Wall Street’s strong recovery this year has helped fuel a surge in corporate deals. So far this year, there have been $711 billion in mergers and acquisitions in the U.S., the fastest start to a year on record, according to Dealogic.

The market has also been rewarding some technology companies since their highly anticipated stock market debuts. All told, 34 IPOs have been completed this year, raising $9.5 billion, down from 55 that raised $18.5 billion in the same period last year, said Kathleen Smith, principal at Renaissance Capital, a provider of pre-IPO research and IPO exchange-traded funds.

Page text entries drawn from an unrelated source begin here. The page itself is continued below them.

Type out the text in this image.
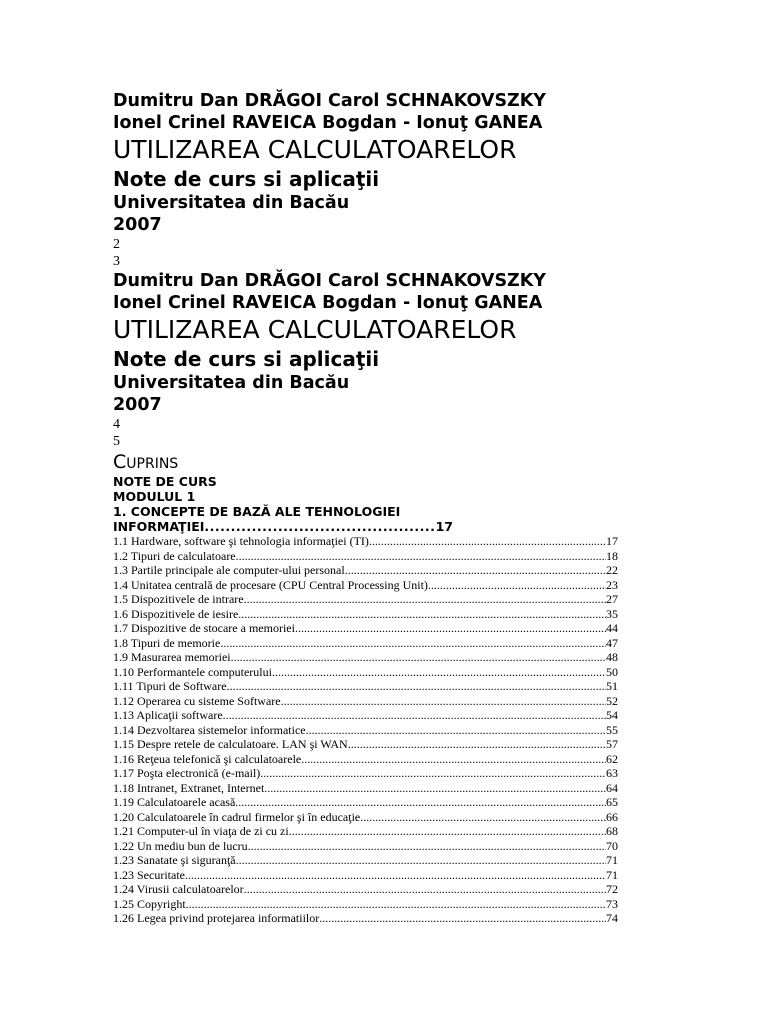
Dumitru Dan DRĂGOI Carol SCHNAKOVSZKY
Ionel Crinel RAVEICA Bogdan - Ionuţ GANEA
UTILIZAREA CALCULATOARELOR
Note de curs si aplicaţii
Universitatea din Bacău
2007
2
3
Dumitru Dan DRĂGOI Carol SCHNAKOVSZKY
Ionel Crinel RAVEICA Bogdan - Ionuţ GANEA
UTILIZAREA CALCULATOARELOR
Note de curs si aplicaţii
Universitatea din Bacău
2007
4
5
CUPRINS
NOTE DE CURS
MODULUL 1
1. CONCEPTE DE BAZĂ ALE TEHNOLOGIEI
INFORMAŢIEI .....	17
1.1 Hardware, software şi tehnologia informaţiei (TI) .....	17
1.2 Tipuri de calculatoare .....	18
1.3 Partile principale ale computer-ului personal .....	22
1.4 Unitatea centrală de procesare (CPU Central Processing Unit) .....	23
1.5 Dispozitivele de intrare .....	27
1.6 Dispozitivele de iesire .....	35
1.7 Dispozitive de stocare a memoriei .....	44
1.8 Tipuri de memorie .....	47
1.9 Masurarea memoriei .....	48
1.10 Performantele computerului .....	50
1.11 Tipuri de Software .....	51
1.12 Operarea cu sisteme Software .....	52
1.13 Aplicaţii software .....	54
1.14 Dezvoltarea sistemelor informatice .....	55
1.15 Despre retele de calculatoare. LAN şi WAN .....	57
1.16 Reţeua telefonică şi calculatoarele .....	62
1.17 Poşta electronică (e-mail) .....	63
1.18 Intranet, Extranet, Internet .....	64
1.19 Calculatoarele acasă .....	65
1.20 Calculatoarele în cadrul firmelor şi în educaţie .....	66
1.21 Computer-ul în viaţa de zi cu zi .....	68
1.22 Un mediu bun de lucru .....	70
1.23 Sanatate şi siguranţă .....	71
1.23 Securitate .....	71
1.24 Virusii calculatoarelor .....	72
1.25 Copyright .....	73
1.26 Legea privind protejarea informatiilor .....	74
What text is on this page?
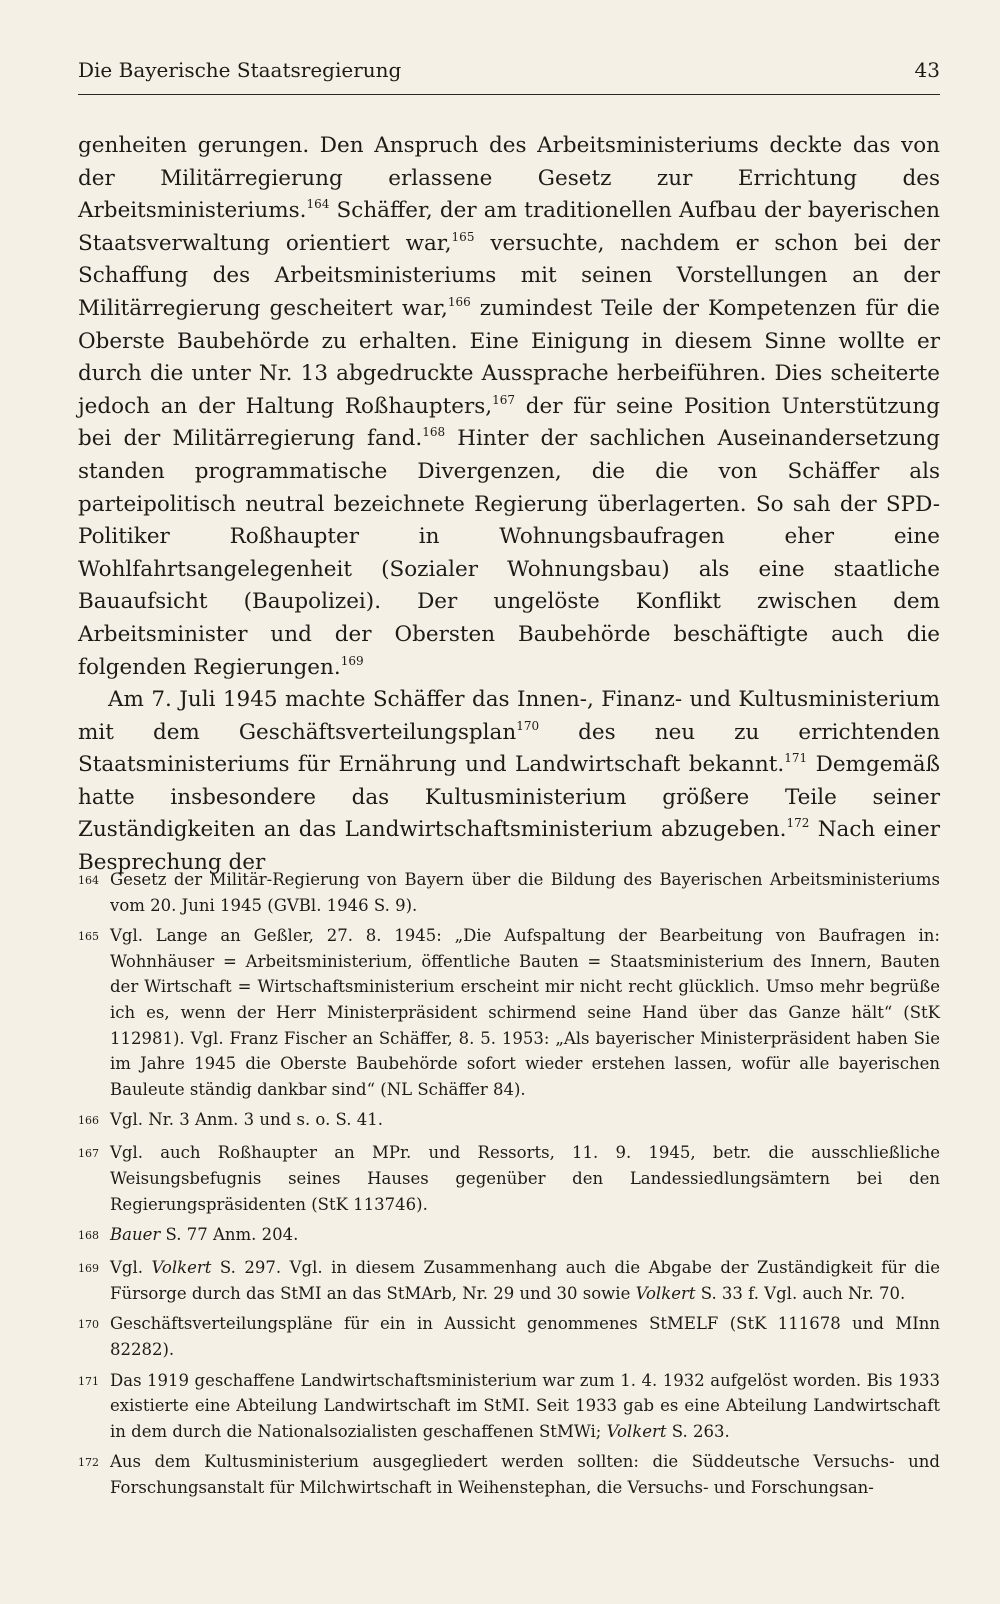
Die Bayerische Staatsregierung	43

genheiten gerungen. Den Anspruch des Arbeitsministeriums deckte das von der Militärregierung erlassene Gesetz zur Errichtung des Arbeitsministeriums.$^{164}$ Schäffer, der am traditionellen Aufbau der bayerischen Staatsverwaltung orientiert war,$^{165}$ versuchte, nachdem er schon bei der Schaffung des Arbeitsministeriums mit seinen Vorstellungen an der Militärregierung gescheitert war,$^{166}$ zumindest Teile der Kompetenzen für die Oberste Baubehörde zu erhalten. Eine Einigung in diesem Sinne wollte er durch die unter Nr. 13 abgedruckte Aussprache herbeiführen. Dies scheiterte jedoch an der Haltung Roßhaupters,$^{167}$ der für seine Position Unterstützung bei der Militärregierung fand.$^{168}$ Hinter der sachlichen Auseinandersetzung standen programmatische Divergenzen, die die von Schäffer als parteipolitisch neutral bezeichnete Regierung überlagerten. So sah der SPD-Politiker Roßhaupter in Wohnungsbaufragen eher eine Wohlfahrtsangelegenheit (Sozialer Wohnungsbau) als eine staatliche Bauaufsicht (Baupolizei). Der ungelöste Konflikt zwischen dem Arbeitsminister und der Obersten Baubehörde beschäftigte auch die folgenden Regierungen.$^{169}$

Am 7. Juli 1945 machte Schäffer das Innen-, Finanz- und Kultusministerium mit dem Geschäftsverteilungsplan$^{170}$ des neu zu errichtenden Staatsministeriums für Ernährung und Landwirtschaft bekannt.$^{171}$ Demgemäß hatte insbesondere das Kultusministerium größere Teile seiner Zuständigkeiten an das Landwirtschaftsministerium abzugeben.$^{172}$ Nach einer Besprechung der

164 Gesetz der Militär-Regierung von Bayern über die Bildung des Bayerischen Arbeitsministeriums vom 20. Juni 1945 (GVBl. 1946 S. 9).
165 Vgl. Lange an Geßler, 27. 8. 1945: „Die Aufspaltung der Bearbeitung von Baufragen in: Wohnhäuser = Arbeitsministerium, öffentliche Bauten = Staatsministerium des Innern, Bauten der Wirtschaft = Wirtschaftsministerium erscheint mir nicht recht glücklich. Umso mehr begrüße ich es, wenn der Herr Ministerpräsident schirmend seine Hand über das Ganze hält“ (StK 112981). Vgl. Franz Fischer an Schäffer, 8. 5. 1953: „Als bayerischer Ministerpräsident haben Sie im Jahre 1945 die Oberste Baubehörde sofort wieder erstehen lassen, wofür alle bayerischen Bauleute ständig dankbar sind“ (NL Schäffer 84).
166 Vgl. Nr. 3 Anm. 3 und s. o. S. 41.
167 Vgl. auch Roßhaupter an MPr. und Ressorts, 11. 9. 1945, betr. die ausschließliche Weisungsbefugnis seines Hauses gegenüber den Landessiedlungsämtern bei den Regierungspräsidenten (StK 113746).
168 Bauer S. 77 Anm. 204.
169 Vgl. Volkert S. 297. Vgl. in diesem Zusammenhang auch die Abgabe der Zuständigkeit für die Fürsorge durch das StMI an das StMArb, Nr. 29 und 30 sowie Volkert S. 33 f. Vgl. auch Nr. 70.
170 Geschäftsverteilungspläne für ein in Aussicht genommenes StMELF (StK 111678 und MInn 82282).
171 Das 1919 geschaffene Landwirtschaftsministerium war zum 1. 4. 1932 aufgelöst worden. Bis 1933 existierte eine Abteilung Landwirtschaft im StMI. Seit 1933 gab es eine Abteilung Landwirtschaft in dem durch die Nationalsozialisten geschaffenen StMWi; Volkert S. 263.
172 Aus dem Kultusministerium ausgegliedert werden sollten: die Süddeutsche Versuchs- und Forschungsanstalt für Milchwirtschaft in Weihenstephan, die Versuchs- und Forschungsan-
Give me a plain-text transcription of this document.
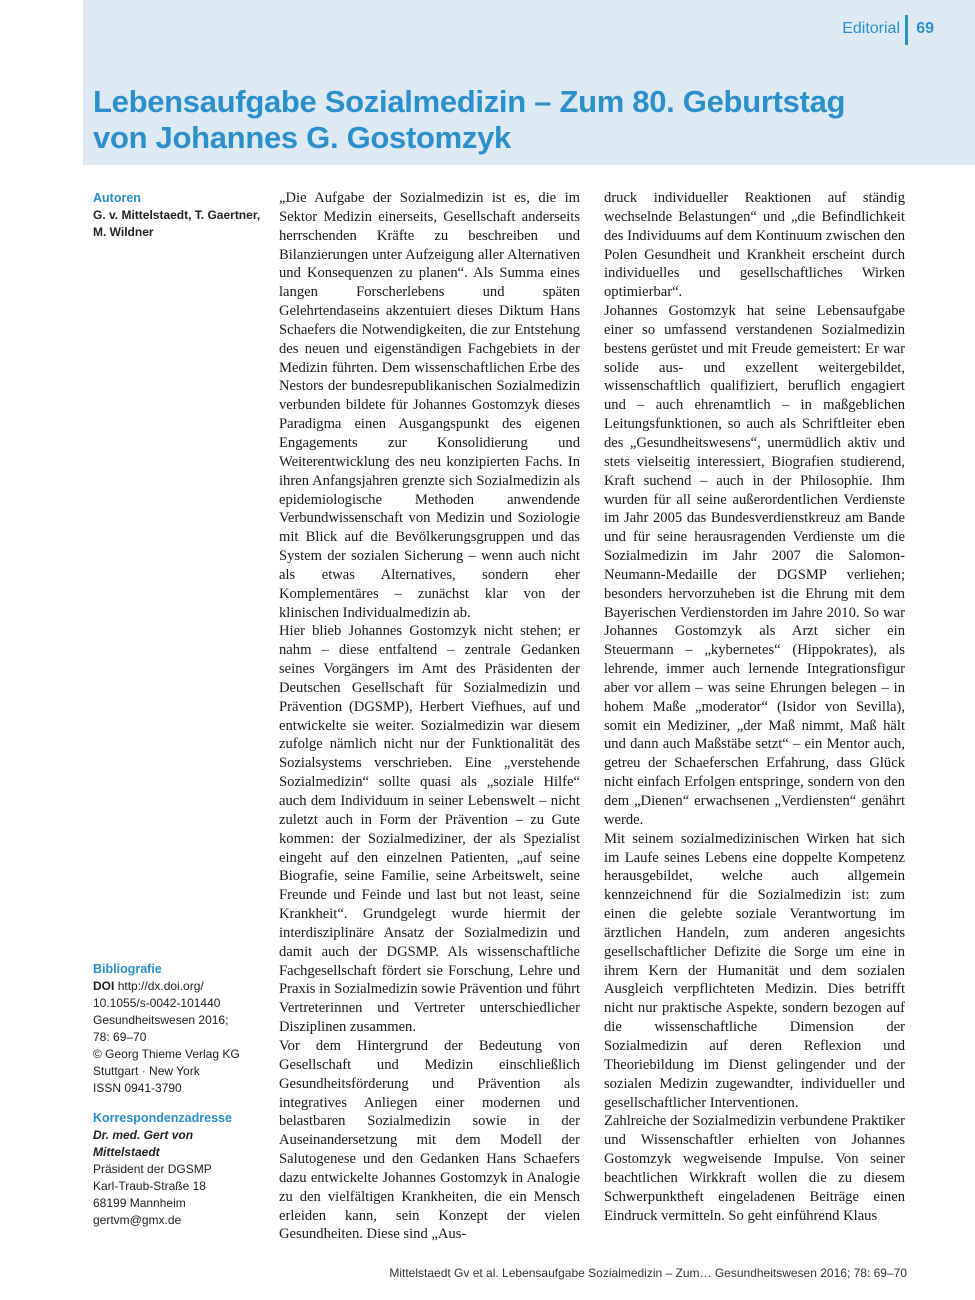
Editorial 69
Lebensaufgabe Sozialmedizin – Zum 80. Geburtstag
von Johannes G. Gostomzyk
Autoren
G. v. Mittelstaedt, T. Gaertner, M. Wildner
Bibliografie
DOI http://dx.doi.org/ 10.1055/s-0042-101440
Gesundheitswesen 2016; 78: 69–70
© Georg Thieme Verlag KG
Stuttgart · New York
ISSN 0941-3790
Korrespondenzadresse
Dr. med. Gert von Mittelstaedt
Präsident der DGSMP
Karl-Traub-Straße 18
68199 Mannheim
gertvm@gmx.de

„Die Aufgabe der Sozialmedizin ist es, die im Sektor Medizin einerseits, Gesellschaft anderseits herrschenden Kräfte zu beschreiben und Bilanzierungen unter Aufzeigung aller Alternativen und Konsequenzen zu planen“. Als Summa eines langen Forscherlebens und späten Gelehrtendaseins akzentuiert dieses Diktum Hans Schaefers die Notwendigkeiten, die zur Entstehung des neuen und eigenständigen Fachgebiets in der Medizin führten. Dem wissenschaftlichen Erbe des Nestors der bundesrepublikanischen Sozialmedizin verbunden bildete für Johannes Gostomzyk dieses Paradigma einen Ausgangspunkt des eigenen Engagements zur Konsolidierung und Weiterentwicklung des neu konzipierten Fachs. In ihren Anfangsjahren grenzte sich Sozialmedizin als epidemiologische Methoden anwendende Verbundwissenschaft von Medizin und Soziologie mit Blick auf die Bevölkerungsgruppen und das System der sozialen Sicherung – wenn auch nicht als etwas Alternatives, sondern eher Komplementäres – zunächst klar von der klinischen Individualmedizin ab.

Hier blieb Johannes Gostomzyk nicht stehen; er nahm – diese entfaltend – zentrale Gedanken seines Vorgängers im Amt des Präsidenten der Deutschen Gesellschaft für Sozialmedizin und Prävention (DGSMP), Herbert Viefhues, auf und entwickelte sie weiter. Sozialmedizin war diesem zufolge nämlich nicht nur der Funktionalität des Sozialsystems verschrieben. Eine „verstehende Sozialmedizin“ sollte quasi als „soziale Hilfe“ auch dem Individuum in seiner Lebenswelt – nicht zuletzt auch in Form der Prävention – zu Gute kommen: der Sozialmediziner, der als Spezialist eingeht auf den einzelnen Patienten, „auf seine Biografie, seine Familie, seine Arbeitswelt, seine Freunde und Feinde und last but not least, seine Krankheit“. Grundgelegt wurde hiermit der interdisziplinäre Ansatz der Sozialmedizin und damit auch der DGSMP. Als wissenschaftliche Fachgesellschaft fördert sie Forschung, Lehre und Praxis in Sozialmedizin sowie Prävention und führt Vertreterinnen und Vertreter unterschiedlicher Disziplinen zusammen.

Vor dem Hintergrund der Bedeutung von Gesellschaft und Medizin einschließlich Gesundheitsförderung und Prävention als integratives Anliegen einer modernen und belastbaren Sozialmedizin sowie in der Auseinandersetzung mit dem Modell der Salutogenese und den Gedanken Hans Schaefers dazu entwickelte Johannes Gostomzyk in Analogie zu den vielfältigen Krankheiten, die ein Mensch erleiden kann, sein Konzept der vielen Gesundheiten. Diese sind „Aus-

druck individueller Reaktionen auf ständig wechselnde Belastungen“ und „die Befindlichkeit des Individuums auf dem Kontinuum zwischen den Polen Gesundheit und Krankheit erscheint durch individuelles und gesellschaftliches Wirken optimierbar“.

Johannes Gostomzyk hat seine Lebensaufgabe einer so umfassend verstandenen Sozialmedizin bestens gerüstet und mit Freude gemeistert: Er war solide aus- und exzellent weitergebildet, wissenschaftlich qualifiziert, beruflich engagiert und – auch ehrenamtlich – in maßgeblichen Leitungsfunktionen, so auch als Schriftleiter eben des „Gesundheitswesens“, unermüdlich aktiv und stets vielseitig interessiert, Biografien studierend, Kraft suchend – auch in der Philosophie. Ihm wurden für all seine außerordentlichen Verdienste im Jahr 2005 das Bundesverdienstkreuz am Bande und für seine herausragenden Verdienste um die Sozialmedizin im Jahr 2007 die Salomon-Neumann-Medaille der DGSMP verliehen; besonders hervorzuheben ist die Ehrung mit dem Bayerischen Verdienstorden im Jahre 2010. So war Johannes Gostomzyk als Arzt sicher ein Steuermann – „kybernetes“ (Hippokrates), als lehrende, immer auch lernende Integrationsfigur aber vor allem – was seine Ehrungen belegen – in hohem Maße „moderator“ (Isidor von Sevilla), somit ein Mediziner, „der Maß nimmt, Maß hält und dann auch Maßstäbe setzt“ – ein Mentor auch, getreu der Schaeferschen Erfahrung, dass Glück nicht einfach Erfolgen entspringe, sondern von den dem „Dienen“ erwachsenen „Verdiensten“ genährt werde.

Mit seinem sozialmedizinischen Wirken hat sich im Laufe seines Lebens eine doppelte Kompetenz herausgebildet, welche auch allgemein kennzeichnend für die Sozialmedizin ist: zum einen die gelebte soziale Verantwortung im ärztlichen Handeln, zum anderen angesichts gesellschaftlicher Defizite die Sorge um eine in ihrem Kern der Humanität und dem sozialen Ausgleich verpflichteten Medizin. Dies betrifft nicht nur praktische Aspekte, sondern bezogen auf die wissenschaftliche Dimension der Sozialmedizin auf deren Reflexion und Theoriebildung im Dienst gelingender und der sozialen Medizin zugewandter, individueller und gesellschaftlicher Interventionen.

Zahlreiche der Sozialmedizin verbundene Praktiker und Wissenschaftler erhielten von Johannes Gostomzyk wegweisende Impulse. Von seiner beachtlichen Wirkkraft wollen die zu diesem Schwerpunktheft eingeladenen Beiträge einen Eindruck vermitteln. So geht einführend Klaus

Mittelstaedt Gv et al. Lebensaufgabe Sozialmedizin – Zum… Gesundheitswesen 2016; 78: 69–70
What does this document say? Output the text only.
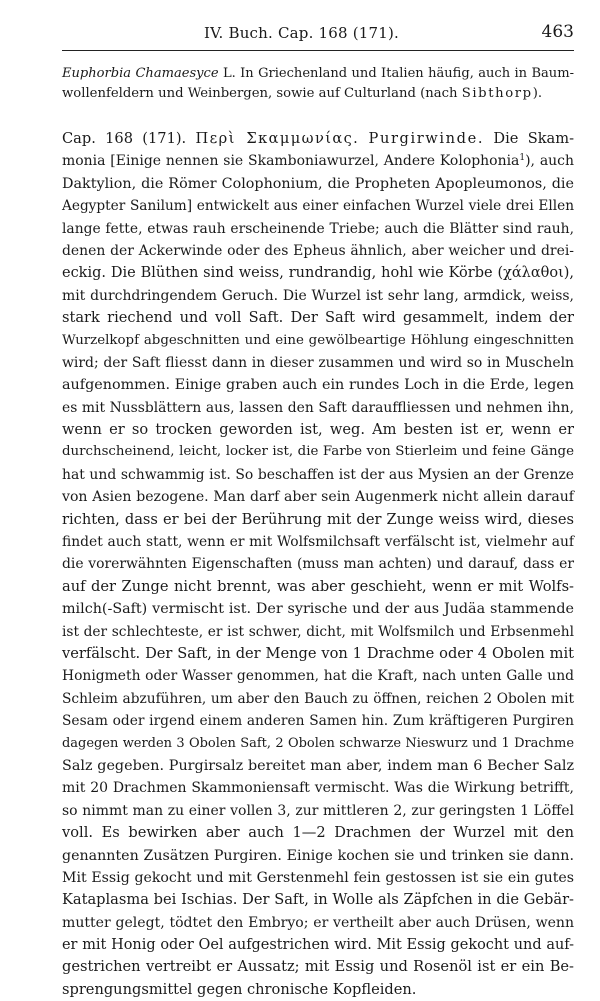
IV. Buch. Cap. 168 (171).	463
Euphorbia Chamaesyce L. In Griechenland und Italien häufig, auch in Baum-
wollenfeldern und Weinbergen, sowie auf Culturland (nach Sibthorp).
Cap. 168 (171). Περὶ Σκαμμωνίας. Purgirwinde. Die Skam-
monia [Einige nennen sie Skamboniawurzel, Andere Kolophonia$^1$), auch
Daktylion, die Römer Colophonium, die Propheten Apopleumonos, die
Aegypter Sanilum] entwickelt aus einer einfachen Wurzel viele drei Ellen
lange fette, etwas rauh erscheinende Triebe; auch die Blätter sind rauh,
denen der Ackerwinde oder des Epheus ähnlich, aber weicher und drei-
eckig. Die Blüthen sind weiss, rundrandig, hohl wie Körbe (χάλαθοι),
mit durchdringendem Geruch. Die Wurzel ist sehr lang, armdick, weiss,
stark riechend und voll Saft. Der Saft wird gesammelt, indem der
Wurzelkopf abgeschnitten und eine gewölbeartige Höhlung eingeschnitten
wird; der Saft fliesst dann in dieser zusammen und wird so in Muscheln
aufgenommen. Einige graben auch ein rundes Loch in die Erde, legen
es mit Nussblättern aus, lassen den Saft darauffliessen und nehmen ihn,
wenn er so trocken geworden ist, weg. Am besten ist er, wenn er
durchscheinend, leicht, locker ist, die Farbe von Stierleim und feine Gänge
hat und schwammig ist. So beschaffen ist der aus Mysien an der Grenze
von Asien bezogene. Man darf aber sein Augenmerk nicht allein darauf
richten, dass er bei der Berührung mit der Zunge weiss wird, dieses
findet auch statt, wenn er mit Wolfsmilchsaft verfälscht ist, vielmehr auf
die vorerwähnten Eigenschaften (muss man achten) und darauf, dass er
auf der Zunge nicht brennt, was aber geschieht, wenn er mit Wolfs-
milch(-Saft) vermischt ist. Der syrische und der aus Judäa stammende
ist der schlechteste, er ist schwer, dicht, mit Wolfsmilch und Erbsenmehl
verfälscht. Der Saft, in der Menge von 1 Drachme oder 4 Obolen mit
Honigmeth oder Wasser genommen, hat die Kraft, nach unten Galle und
Schleim abzuführen, um aber den Bauch zu öffnen, reichen 2 Obolen mit
Sesam oder irgend einem anderen Samen hin. Zum kräftigeren Purgiren
dagegen werden 3 Obolen Saft, 2 Obolen schwarze Nieswurz und 1 Drachme
Salz gegeben. Purgirsalz bereitet man aber, indem man 6 Becher Salz
mit 20 Drachmen Skammoniensaft vermischt. Was die Wirkung betrifft,
so nimmt man zu einer vollen 3, zur mittleren 2, zur geringsten 1 Löffel
voll. Es bewirken aber auch 1—2 Drachmen der Wurzel mit den
genannten Zusätzen Purgiren. Einige kochen sie und trinken sie dann.
Mit Essig gekocht und mit Gerstenmehl fein gestossen ist sie ein gutes
Kataplasma bei Ischias. Der Saft, in Wolle als Zäpfchen in die Gebär-
mutter gelegt, tödtet den Embryo; er vertheilt aber auch Drüsen, wenn
er mit Honig oder Oel aufgestrichen wird. Mit Essig gekocht und auf-
gestrichen vertreibt er Aussatz; mit Essig und Rosenöl ist er ein Be-
sprengungsmittel gegen chronische Kopfleiden.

On Friday, gains in financial, healthcare and other sectors offset losses in technology stocks. ExxonMobil slid 2.1% after the oil company’s first-quarter profit fell by half, missing forecasts because of higher spending on oil production and lower margins in its refinery business. Exxon was part of a broad slide in energy-sector stocks Friday.

Brent crude, the international standard, fell 3% to close at $72.15 per barrel.

Gold rose 0.7% to $1,288.80 an ounce, silver gained 0.8% to $15.01 an ounce and copper added 0.9% to $2.89 per pound.

The dollar slipped to 111.61 Japanese yen from 111.62 yen late Thursday. The euro strengthened to $1.1154 from $1.1128.